Savings Plus issues PST Statements each February and August, for the periods of December 31 through June 30 and June 30 through December 31.
Employees who currently contribute to the PST Program must submit address and name changes to their HR Office via the Employee Action Request (EAR) form.
Employees who retire, separate or stop contributing to the PST Program may update their address online, by fax, phone, or mail. Employees should provide their full name, Social Security number, daytime phone number (including area code), and your former and new address.
For name changes, the employee must provide a copy of the marriage license, dissolution or court document authorizing the name change.
Contact Savings Plus for more information.
Surviving spouse or registered domestic partner (whether or not the employee was still living together with the spouse/partner at the time of his/her death); or, if none,
Natural and adopted children, including a natural child adopted by another, share and share alike; or, if none,
Parents, share and share alike; or, if none,
Brothers and sisters, share and share alike; or, if none,
Employee's estate (if probated, or subject to probate); or, if not,
Employee's trust (if one exists) or, if not,
Stepchildren, share and share alike; or, if none,
Grandchildren, including step-grandchildren, share and share alike; or, if none,
Nieces and nephews, share and share alike; or, if none,
Great-grandchildren, share and share alike; or, if none,
Cousins, share and share alike; or, if none,
In accordance with state law for intestate estates
For more information call a customer service representative at 1-855-616-4SPN (4776), 7:00 a.m. to 7:00 p.m. (Pacific Time), Monday through Friday.
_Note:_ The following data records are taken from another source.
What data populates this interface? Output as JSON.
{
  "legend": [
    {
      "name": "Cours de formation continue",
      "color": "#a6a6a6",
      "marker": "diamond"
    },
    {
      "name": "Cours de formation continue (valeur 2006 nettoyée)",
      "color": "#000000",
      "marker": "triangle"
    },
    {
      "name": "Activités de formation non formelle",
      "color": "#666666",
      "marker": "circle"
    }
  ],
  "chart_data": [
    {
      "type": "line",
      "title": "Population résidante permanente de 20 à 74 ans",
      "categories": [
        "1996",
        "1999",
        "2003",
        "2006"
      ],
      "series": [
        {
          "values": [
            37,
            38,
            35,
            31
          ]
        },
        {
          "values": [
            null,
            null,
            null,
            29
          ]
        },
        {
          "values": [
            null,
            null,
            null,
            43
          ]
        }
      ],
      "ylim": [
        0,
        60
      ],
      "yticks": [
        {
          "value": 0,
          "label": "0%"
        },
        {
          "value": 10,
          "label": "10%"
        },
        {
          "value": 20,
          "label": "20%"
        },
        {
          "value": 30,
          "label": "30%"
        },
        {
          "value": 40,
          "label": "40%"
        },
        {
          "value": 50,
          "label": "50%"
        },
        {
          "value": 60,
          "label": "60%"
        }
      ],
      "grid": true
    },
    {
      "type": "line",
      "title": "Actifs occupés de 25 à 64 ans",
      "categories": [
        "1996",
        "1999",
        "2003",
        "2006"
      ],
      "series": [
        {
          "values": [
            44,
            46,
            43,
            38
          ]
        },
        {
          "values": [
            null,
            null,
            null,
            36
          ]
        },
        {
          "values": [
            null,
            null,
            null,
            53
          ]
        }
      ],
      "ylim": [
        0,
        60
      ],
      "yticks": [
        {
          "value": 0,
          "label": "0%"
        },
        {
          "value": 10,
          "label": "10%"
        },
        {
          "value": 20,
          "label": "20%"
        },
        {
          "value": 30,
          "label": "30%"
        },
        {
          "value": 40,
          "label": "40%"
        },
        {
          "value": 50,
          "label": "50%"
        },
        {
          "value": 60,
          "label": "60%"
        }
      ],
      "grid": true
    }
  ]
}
Use the queue word "Representative" to speak directly with a customer service representative.
Savings Plus issues PST distributions no sooner than 90 days after the last PST Program contribution posts into or out of the employees account and their eligibility has been verified. All payments are issued via direct deposit to one financial institution. There is no charge for this service.
Savings Plus mails the employee's 1099-R by January 31 of the following year for tax reporting purposes. The 1099-R applies to both Direct Payment and Direct Rollover (non-taxable event) to Another Entity payment options.
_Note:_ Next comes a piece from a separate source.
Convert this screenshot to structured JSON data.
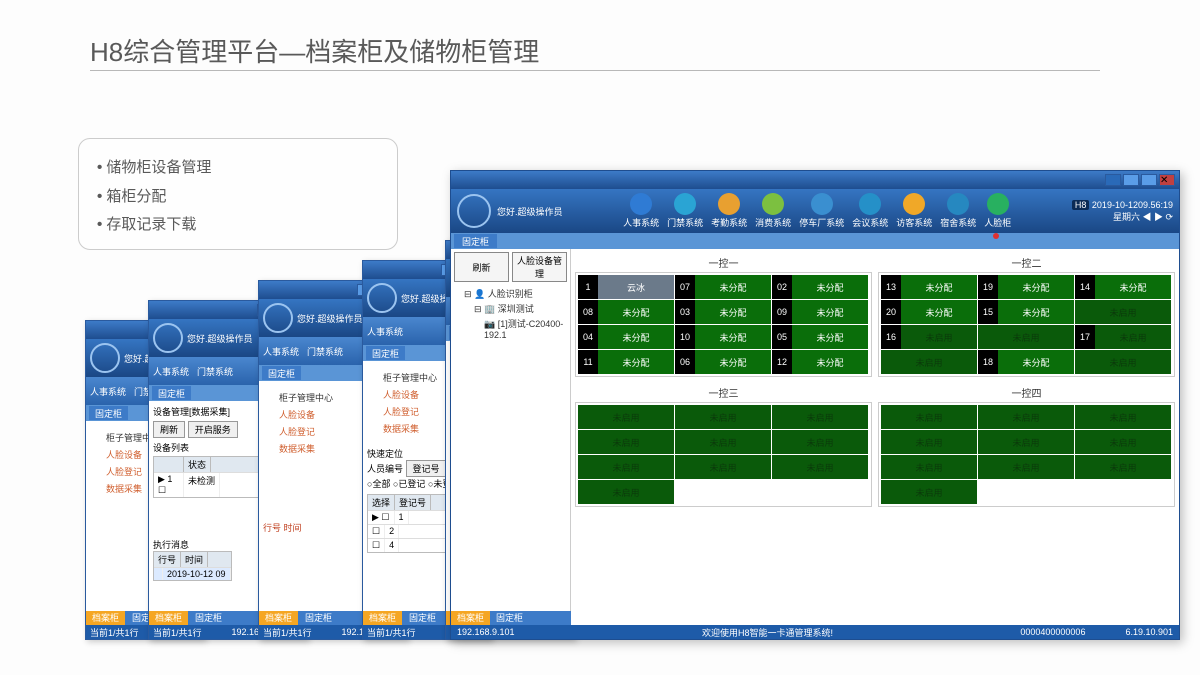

Employees may request a Direct Payment to receive their entire account balance. Savings Plus reports Direct Payments to the IRS as ordinary income. A mandatory 20% is withheld from the payment for federal income taxes on amounts of $200 or more. Additionally, California residents are subject to State income tax withholding at the rate that applies to married with three allowances unless the employee requests otherwise by completing a California State Withholding Certificate for Pension or Annuity Payments (DE-4P).
Employees may request a Direct Rollover to Another Entity to roll over funds from their PST Program account to an Individual Retirement Account (IRA), 401(k) Plan, 457 or 403(b) Tax Sheltered Annuity as long as the entity sponsoring the plan accepts 457 funds. To request a Direct Rollover to Another Entity the employee must attach a certification from the receiving entity to the PST Benefit Payment Application.
If the employee is age 70½ or older and elects to rollover funds, Savings Plus will process the Required Minimum Distribution (RMD) and issue payment directly to the employee before transferring funds to the new provider. Refer to the Summary 402(f), which is enclosed in the PST Benefit Payment Booklet for information regarding RMDs.